La seconde n'est normalisée nulle part. C'est l'API HTTP inventée par DynDNS à la fin des années 1990, recopiée depuis par No-IP, DuckDNS, Dynu, OVH, Cloudflare et la quasi-totalité des firmwares de routeurs. Le client envoie une requête HTTPS avec ses identifiants, le fournisseur écrit dans sa propre zone. Vous ne touchez jamais à un serveur DNS.

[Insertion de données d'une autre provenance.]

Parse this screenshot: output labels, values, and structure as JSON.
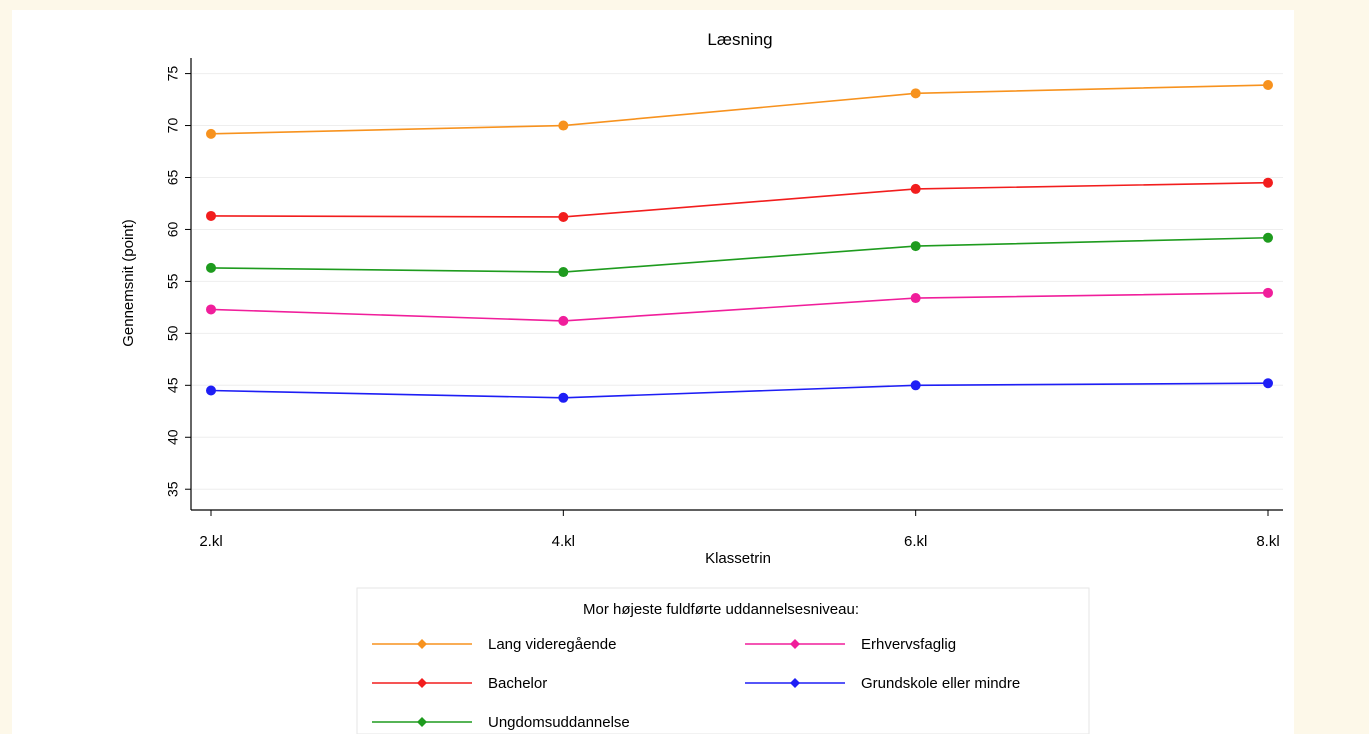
{
  "chart_data": {
    "type": "line",
    "title": "Læsning",
    "xlabel": "Klassetrin",
    "ylabel": "Gennemsnit (point)",
    "categories": [
      "2.kl",
      "4.kl",
      "6.kl",
      "8.kl"
    ],
    "ylim": [
      33,
      76.5
    ],
    "yticks": [
      35,
      40,
      45,
      50,
      55,
      60,
      65,
      70,
      75
    ],
    "grid": true,
    "legend_title": "Mor højeste fuldførte uddannelsesniveau:",
    "legend_position": "bottom",
    "series": [
      {
        "name": "Lang videregående",
        "color": "#f7921e",
        "values": [
          69.2,
          70.0,
          73.1,
          73.9
        ]
      },
      {
        "name": "Bachelor",
        "color": "#f21d1d",
        "values": [
          61.3,
          61.2,
          63.9,
          64.5
        ]
      },
      {
        "name": "Ungdomsuddannelse",
        "color": "#1e9b1e",
        "values": [
          56.3,
          55.9,
          58.4,
          59.2
        ]
      },
      {
        "name": "Erhvervsfaglig",
        "color": "#f01e9b",
        "values": [
          52.3,
          51.2,
          53.4,
          53.9
        ]
      },
      {
        "name": "Grundskole eller mindre",
        "color": "#1e1ef5",
        "values": [
          44.5,
          43.8,
          45.0,
          45.2
        ]
      }
    ]
  }
}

CritèreDNS UPDATE (RFC 2136)API HTTP (type DynDNS)
TransportMessage DNS, port 53 UDP ou TCPRequête HTTPS, port 443
AuthentificationClé TSIG ou GSS-TSIGHTTP Basic ou jeton d'API
Qui détient la zoneVous, sur votre serveur autoritaireLe fournisseur, dans son domaine
Outils courantsnsupdate, dhcpd, Windows Serverddclient, inadyn, firmware de box
NormaliséOuiNon, convention de fait

L’appel de mise à jour, ligne par ligne

La requête grand public est d'une simplicité qui surprend quand on la voit pour la première fois : curl -u pseudo:motdepasse 'https://dynupdate.no-ip.com/nic/update?hostname=maison.ddns.net&myip=203.0.113.24'. Les identifiants circulent en clair dans l'en-tête Basic, d'où l'obligation du HTTPS.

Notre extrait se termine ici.